Weekly sessions will be facilitated online on MSTeams by Dr. Alan Maddock. Dr. Maddock is a professionally qualified social worker who specialised in mental health social work, and is currently a Lecturer in Psychology. Dr. Maddock developed the MBHSC programme, is a trained mindfulness facilitator, and has over 10 years mindfulness meditation experience.

 

 

Programme Structure

Each session will adhere to a standardised protocol and will cover health and social care practice exercises and topics which were examined within the context of mindfulness.

The course structure will consist of:

Week 1: Introduction to mindfulness: theory and practice.

Week 2: Mindfulness for health and social care practice: Stress, the thinking process, avoidant coping, and decentering.

Week 3: Approach coping: Attachment, aversion, negative thinking, and approach coping.

Week 4: Acceptance – the thinking process, approach coping, and staying present with service users/patients.

Week 5: Self-Compassion – the thinking process, approach coping, and staying present with service users/patients.

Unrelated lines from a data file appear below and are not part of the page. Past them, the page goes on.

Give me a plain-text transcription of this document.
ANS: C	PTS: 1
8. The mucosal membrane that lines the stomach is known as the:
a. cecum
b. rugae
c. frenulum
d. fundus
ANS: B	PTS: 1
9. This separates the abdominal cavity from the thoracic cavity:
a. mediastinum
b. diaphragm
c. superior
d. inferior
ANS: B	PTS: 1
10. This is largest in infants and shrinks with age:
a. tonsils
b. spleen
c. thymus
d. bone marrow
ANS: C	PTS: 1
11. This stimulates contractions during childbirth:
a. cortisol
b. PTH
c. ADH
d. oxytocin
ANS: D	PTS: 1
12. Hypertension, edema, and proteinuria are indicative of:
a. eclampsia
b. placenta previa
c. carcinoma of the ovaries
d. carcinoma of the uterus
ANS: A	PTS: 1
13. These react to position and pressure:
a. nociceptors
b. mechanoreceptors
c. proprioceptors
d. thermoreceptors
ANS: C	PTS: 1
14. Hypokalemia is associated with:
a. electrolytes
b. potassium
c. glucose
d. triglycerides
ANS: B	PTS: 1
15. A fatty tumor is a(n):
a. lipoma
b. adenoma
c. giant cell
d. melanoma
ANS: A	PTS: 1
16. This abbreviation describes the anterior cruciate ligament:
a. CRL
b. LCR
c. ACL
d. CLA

Week 6: Embedding mindfulness in our everyday lives and practice.

 

Each session will introduce different mindfulness-based practices (e.g. mindful body scanning, mindful yoga) and psychoeducation on the potential role that mindfulness could play in our self-care, and professional practice. Participants will be provided with psychoeducation on practical ways in which to apply the experiential learning attained from these practices when confronted with stressful personal and/or practice situations. The development of mindfulness is predicated upon regular and repeated practice, thus participants will be requested to engage in daily mindfulness-based homework exercises for 20 minutes per day, for 6 out of the 7 days, between sessions.  Each session will include practice role plays and discussion. This will allow participants to have an opportunity to apply their evolving experiential learning to a practice case context.